Bulletin of the World Health Organization

A cohort study to assess the new WHO Japanese encephalitis surveillance standards

Tom Solomon, Thi Thu Thao, Penny Lewthwaite, Mong How Ooi, Rachel Kneen, Nguyen Minh Dung, Nicholas White


To assess the field-test version of the new WHO Japanese encephalitis (JE) surveillance standards.


We applied the clinical case definition of acute encephalitis syndrome (AES), laboratory diagnostic criteria and case classifications to patients with suspected central nervous system (CNS) infections in southern Viet Nam.

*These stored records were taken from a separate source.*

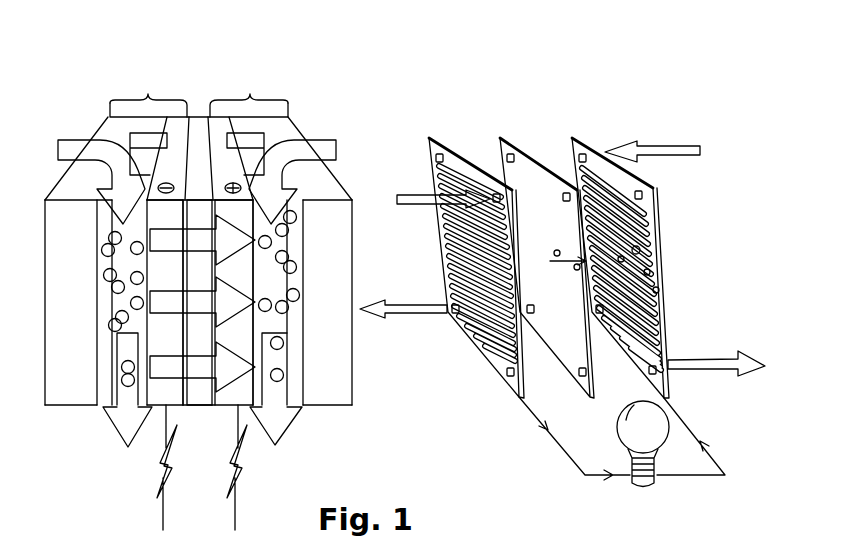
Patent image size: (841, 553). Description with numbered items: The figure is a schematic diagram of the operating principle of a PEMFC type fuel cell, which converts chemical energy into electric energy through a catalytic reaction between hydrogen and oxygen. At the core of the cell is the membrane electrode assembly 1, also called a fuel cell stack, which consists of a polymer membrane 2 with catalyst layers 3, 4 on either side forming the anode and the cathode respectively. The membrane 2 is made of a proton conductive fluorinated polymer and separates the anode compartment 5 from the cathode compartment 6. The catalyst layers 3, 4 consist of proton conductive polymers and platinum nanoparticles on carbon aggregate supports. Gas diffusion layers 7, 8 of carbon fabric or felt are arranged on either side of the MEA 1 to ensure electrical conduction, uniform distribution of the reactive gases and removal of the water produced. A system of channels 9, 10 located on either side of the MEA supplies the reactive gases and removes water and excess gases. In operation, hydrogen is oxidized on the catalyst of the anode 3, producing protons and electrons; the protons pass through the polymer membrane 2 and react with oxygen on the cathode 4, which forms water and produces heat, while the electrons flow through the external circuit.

The membrane electrode assembly 1 is at (230, 50).
The polymer membrane 2 is at (198, 135).
The anode catalyst layer 3 is at (188, 117).
The cathode catalyst layer 4 is at (208, 117).
The anode compartment 5 is at (148, 95).
The cathode compartment 6 is at (249, 95).
The gas diffusion layer 7 is at (160, 267).
The gas diffusion layer 8 is at (247, 280).
The channel system 9 is at (110, 380).
The channel system 10 is at (292, 382).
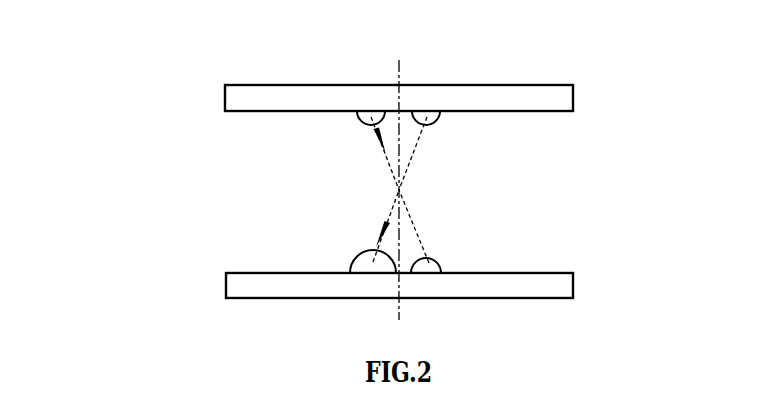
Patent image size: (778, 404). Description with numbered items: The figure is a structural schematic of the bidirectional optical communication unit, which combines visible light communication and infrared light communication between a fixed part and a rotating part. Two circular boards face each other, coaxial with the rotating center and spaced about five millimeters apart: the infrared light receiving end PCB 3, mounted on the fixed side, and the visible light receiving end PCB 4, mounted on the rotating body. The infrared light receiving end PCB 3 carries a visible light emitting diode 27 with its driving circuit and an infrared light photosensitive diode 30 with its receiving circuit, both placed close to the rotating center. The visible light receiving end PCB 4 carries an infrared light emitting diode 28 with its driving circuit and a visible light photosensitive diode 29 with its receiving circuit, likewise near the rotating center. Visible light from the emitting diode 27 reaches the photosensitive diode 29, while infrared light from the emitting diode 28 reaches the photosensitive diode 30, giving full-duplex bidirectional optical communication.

Of the 380 patients (149 children) recruited with suspected CNS infections, 296 (96 children) met the AES case definition. 54 children were infected with JE virus (JEV), of whom 35 (65%) had AES, giving a sensitivity of 65% (95% CI: 56–73) and specificity of 39% (95% CI: 30–48). Nine adults with JEV presented with AES. 19 JEV-infected children missed by surveillance included 10 with acute flaccid paralysis, two with flaccid hemiparesis and six with meningism only. Altering the case definition to include limb paralysis and meningism improved sensitivity to 89% (95% CI: 83–95), while reducing specificity to 23% (95% CI: 15–30). Six children that did not have AES on admission had reduced consciousness after admission. Cerebrospinal fluid (CSF) analysis diagnosed seven patients negative on serum analysis. Five patients with neurological manifestations of dengue infection had JEV antibodies in serum and would have been misdiagnosed had we not tested for dengue antibodies in parallel.


Children infected with JEV that presented with acute limb paralysis or neck stiffness only were missed by the surveillance standards, although some of them subsequently became encephalopathic. A footnote in the surveillance standards drawing attention to these presentations would be helpful. An acute CSF sample is more sensitive and specific than an acute serum sample.